When typecasting an child class's object to parent class, what happens with the variables of the object?

133 Views Asked by At
class HelloWorld 
{
    public static void main(String[] args) 
    {
         A a =  new B();
         System.out.println(a.getX()); 
         a.show();
    }
}

class A {
    int x = 10;
    
    public A() {
    }
    
    public int getX() {
        return x;
    }
    
    public void show(){
        System.out.println("A show");
    }   
}

class B extends A{
    int x = 20 ;
    
    public B() {
        super();
    }
    
    @Override
     public void show(){
        System.out.println("B show");
    }
}

Why is the output this?

10
B Show

I understand 'B Show'. Since the object is of class B, it will call the method that is overridden in B. But do not understand why it is printing '10' in output even though the object of B has value of x equal to 20. Please help me understand this.

1

There are 1 best solutions below

0
rzwitserloot On
  • All Bs are As with extra bells and whistles. That's what extends A {} means.
  • Fields inherit for free. In fact, because fields do not have an implementation (merely defining them is where it ends), if you declare a field with the same name in a subtype, you now have 2 fields. Thus, your B instances have 2 fields. They are both named x but are completely separate fields.
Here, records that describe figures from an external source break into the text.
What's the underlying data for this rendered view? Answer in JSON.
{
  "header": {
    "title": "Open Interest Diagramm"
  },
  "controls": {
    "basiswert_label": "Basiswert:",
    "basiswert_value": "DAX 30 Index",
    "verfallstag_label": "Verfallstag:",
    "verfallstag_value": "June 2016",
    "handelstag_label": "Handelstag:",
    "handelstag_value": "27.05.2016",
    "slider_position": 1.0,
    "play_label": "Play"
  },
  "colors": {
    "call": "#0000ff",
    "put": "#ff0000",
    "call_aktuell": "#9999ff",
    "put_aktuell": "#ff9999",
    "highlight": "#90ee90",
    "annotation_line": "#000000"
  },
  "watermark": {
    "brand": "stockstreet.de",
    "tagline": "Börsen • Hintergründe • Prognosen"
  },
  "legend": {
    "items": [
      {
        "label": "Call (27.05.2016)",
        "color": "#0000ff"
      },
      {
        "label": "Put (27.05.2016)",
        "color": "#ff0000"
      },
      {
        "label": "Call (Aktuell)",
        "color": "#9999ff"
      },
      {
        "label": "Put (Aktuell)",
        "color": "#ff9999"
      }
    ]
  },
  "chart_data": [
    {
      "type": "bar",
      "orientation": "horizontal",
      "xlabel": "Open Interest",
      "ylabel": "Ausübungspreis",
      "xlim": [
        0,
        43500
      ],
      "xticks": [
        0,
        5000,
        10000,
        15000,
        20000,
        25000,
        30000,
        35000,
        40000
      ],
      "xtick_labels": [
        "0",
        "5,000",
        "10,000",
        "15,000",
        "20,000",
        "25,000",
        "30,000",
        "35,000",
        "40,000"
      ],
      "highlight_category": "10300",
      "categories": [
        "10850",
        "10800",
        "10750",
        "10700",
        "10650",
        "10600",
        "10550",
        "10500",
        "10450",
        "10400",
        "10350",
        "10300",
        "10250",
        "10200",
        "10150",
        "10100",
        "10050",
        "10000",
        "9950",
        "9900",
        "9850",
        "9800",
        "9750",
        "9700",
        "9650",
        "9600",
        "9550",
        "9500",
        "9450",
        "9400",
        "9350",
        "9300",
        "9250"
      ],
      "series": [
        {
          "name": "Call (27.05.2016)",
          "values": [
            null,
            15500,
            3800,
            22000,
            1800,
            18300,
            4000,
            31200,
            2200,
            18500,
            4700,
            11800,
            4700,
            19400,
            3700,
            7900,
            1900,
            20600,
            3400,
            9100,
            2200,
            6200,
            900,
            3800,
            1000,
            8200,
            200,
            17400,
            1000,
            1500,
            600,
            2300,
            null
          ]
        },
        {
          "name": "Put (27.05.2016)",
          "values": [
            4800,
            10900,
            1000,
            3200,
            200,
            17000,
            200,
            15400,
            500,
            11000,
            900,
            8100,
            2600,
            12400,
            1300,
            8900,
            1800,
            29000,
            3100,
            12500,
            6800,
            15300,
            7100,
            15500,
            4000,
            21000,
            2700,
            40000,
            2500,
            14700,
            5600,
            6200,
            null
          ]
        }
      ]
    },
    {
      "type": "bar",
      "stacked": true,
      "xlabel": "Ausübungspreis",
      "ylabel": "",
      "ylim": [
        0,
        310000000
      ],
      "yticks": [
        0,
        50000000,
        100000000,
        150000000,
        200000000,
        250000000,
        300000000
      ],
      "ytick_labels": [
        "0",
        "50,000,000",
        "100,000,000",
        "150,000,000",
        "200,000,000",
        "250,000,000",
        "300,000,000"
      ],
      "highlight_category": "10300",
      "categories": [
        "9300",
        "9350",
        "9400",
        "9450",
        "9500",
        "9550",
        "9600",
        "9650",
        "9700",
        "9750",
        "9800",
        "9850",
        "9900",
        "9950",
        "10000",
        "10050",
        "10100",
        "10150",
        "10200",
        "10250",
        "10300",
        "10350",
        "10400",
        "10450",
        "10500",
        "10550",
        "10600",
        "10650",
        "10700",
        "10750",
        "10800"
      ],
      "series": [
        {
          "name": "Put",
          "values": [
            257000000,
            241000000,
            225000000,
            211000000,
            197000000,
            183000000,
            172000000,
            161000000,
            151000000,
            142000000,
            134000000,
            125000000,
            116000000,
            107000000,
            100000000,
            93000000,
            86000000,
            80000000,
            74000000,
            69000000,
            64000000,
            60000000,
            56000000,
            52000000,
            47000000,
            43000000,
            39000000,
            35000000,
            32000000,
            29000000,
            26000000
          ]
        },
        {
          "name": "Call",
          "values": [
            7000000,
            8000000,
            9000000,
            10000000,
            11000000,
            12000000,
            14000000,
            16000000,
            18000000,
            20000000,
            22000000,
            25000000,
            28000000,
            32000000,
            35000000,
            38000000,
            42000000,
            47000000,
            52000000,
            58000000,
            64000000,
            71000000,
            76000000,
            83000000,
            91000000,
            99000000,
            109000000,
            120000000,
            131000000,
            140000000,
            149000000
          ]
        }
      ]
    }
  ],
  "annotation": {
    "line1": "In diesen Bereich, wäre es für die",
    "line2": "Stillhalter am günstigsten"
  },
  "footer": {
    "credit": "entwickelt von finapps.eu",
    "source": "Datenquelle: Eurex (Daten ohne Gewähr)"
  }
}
In real code you should never do this; it's very confusing.
  • Removing int x; from your B class means B still has a field of type int named x - it inherits that one from A. It just means it now doesn't also have a second field also named x also of type int.

The 'name' of a method in java is not just the method name, it also includes the parameter types. You can't override' unless they match. In other words:

class A { 
  void foo(int x) {}
}

class B extends A {
  void foo(long y) {}
}

Here B's foo method is not the same name as A's and therefore foo does not override. If you slap an @Override on it, you'll get a compiler error. It is not possible to cause B's foo code to run with A a = new B(); a.foo(5); because given that the reference here (a - a pointer, variables point at objects) is of type A, the compiler doesn't know about B's foo(long) method and thus couldn't possibly call it here. Make that B method void foo(int x) and that is an override and A a = new B(); a.foo(5); would call B's, not A's, because java does dynamic dispatch.

The same principle applies to fields. With A a = new B(); a.x refers to the x field defined in class A.